The Battle of Britain was an aerial conflict which saw the fate of the Britain hang in the balance. Adolf Hitler had planned to invade England in Operation Sea Lion, but he needed air superiority before German forces could successfully cross the channel.
The engagement ran from July until October, and on the 20 August 1940, while the Battle of Britain was still ongoing and the winner unclear, Churchill gave a famous speech about the pilots flying in the Battle of Britain.
The speech has become known as a speech about “The Few”, referring to its most famous line, “Never in the field of human conflict was so much owed by so many to so few.”
The origin of the phrase
Churchill apparently first used these famous words while exiting the Battle of Britain bunker at RAF Uxbridge.
Churchill had spent the day watching the operators and commanders directing planes to meet German threats, and he told Major General Hastings Ismay that he felt “deeply moved” by what he had seen.
After a few minutes of silence, he said, “Never in the field of human conflict was so much owed by so many to so few.”
Hastings “Pug” Ismay related an anecdote in 1953 suggesting that at first, Churchill actually said, “Never in the history of mankind have so many owed so much to so few.”
Ismay retorted, “What about Jesus and his disciples?”
“Good old Pug,” said Churchill, who changed the wording to “Never in the field of human conflict…”.
The speech
This is the complete wording of Churchill’s famous lines about the RAF:
The gratitude of every home in our Island, in our Empire, and indeed throughout the world, except in the abodes of the guilty, goes out to the British airmen who, undaunted by odds, unwearied in their constant challenge and mortal danger, are turning the tide of the World War by their prowess and by their devotion.
Never in the field of human conflict was so much owed by so many to so few.
All hearts go out to the fighter pilots, whose brilliant actions we see with our own eyes day after day; but we must never forget that all the time, night after night, month after month, our bomber squadrons travel far into Germany, find their targets in the darkness by the highest navigational skill, aim their attacks, often under the heaviest fire, often with serious loss, with deliberate careful discrimination, and inflict shattering blows upon the whole of the technical and war-making structure of the Nazi power.
On no part of the Royal Air Force does the weight of the war fall more heavily than on the daylight bombers, who will play an invaluable part in the case of invasion and whose unflinching zeal it has been necessary in the meanwhile on numerous occasions to restrain.
More important excerpts from the speech include:
One of the ways to bring this war to a speedy end is to convince the enemy, not by words, but by deeds, that we have both the will and the means, not only to go on indefinitely, but to strike heavy and unexpected blows.

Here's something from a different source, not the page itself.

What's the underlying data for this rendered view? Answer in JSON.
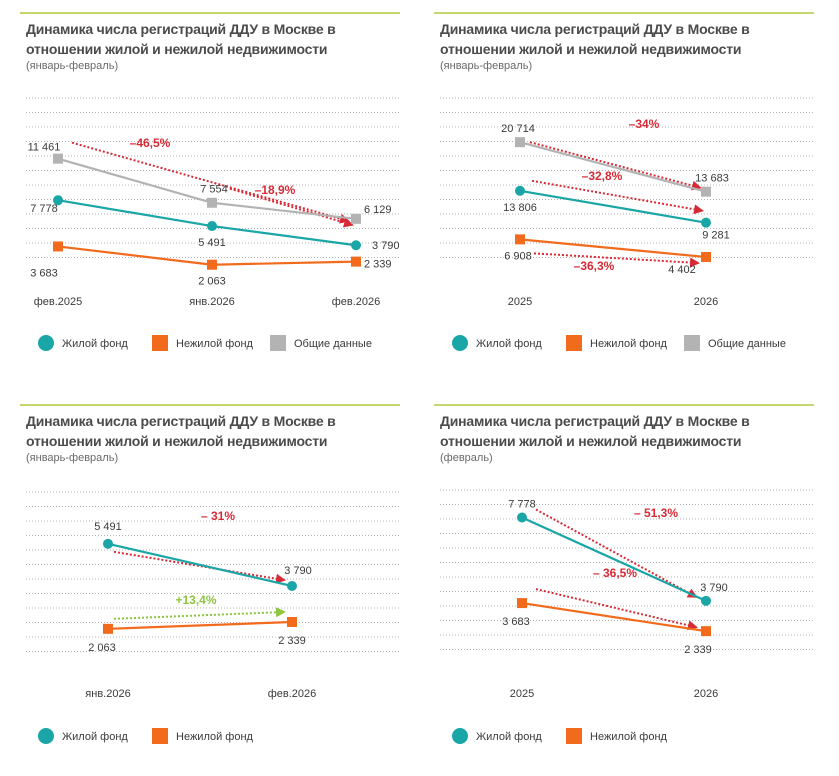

The road to victory may not be so long as we expect. But we have no right to count upon this. Be it long or short, rough or smooth, we mean to reach our journey’s end.
We have not only fortified our hearts but our Island. We have rearmed and rebuilt our armies in a degree which would have been deemed impossible a few months ago. We have ferried across the Atlantic, in the month of July, thanks to our friends over there, an immense mass of munitions of all kinds: cannon, rifles, machine guns, cartridges and shell, all safely landed without the loss of a gun or a round. The output of our own factories, working as they have never worked before, has poured forth to the troops. The whole British Army is at home.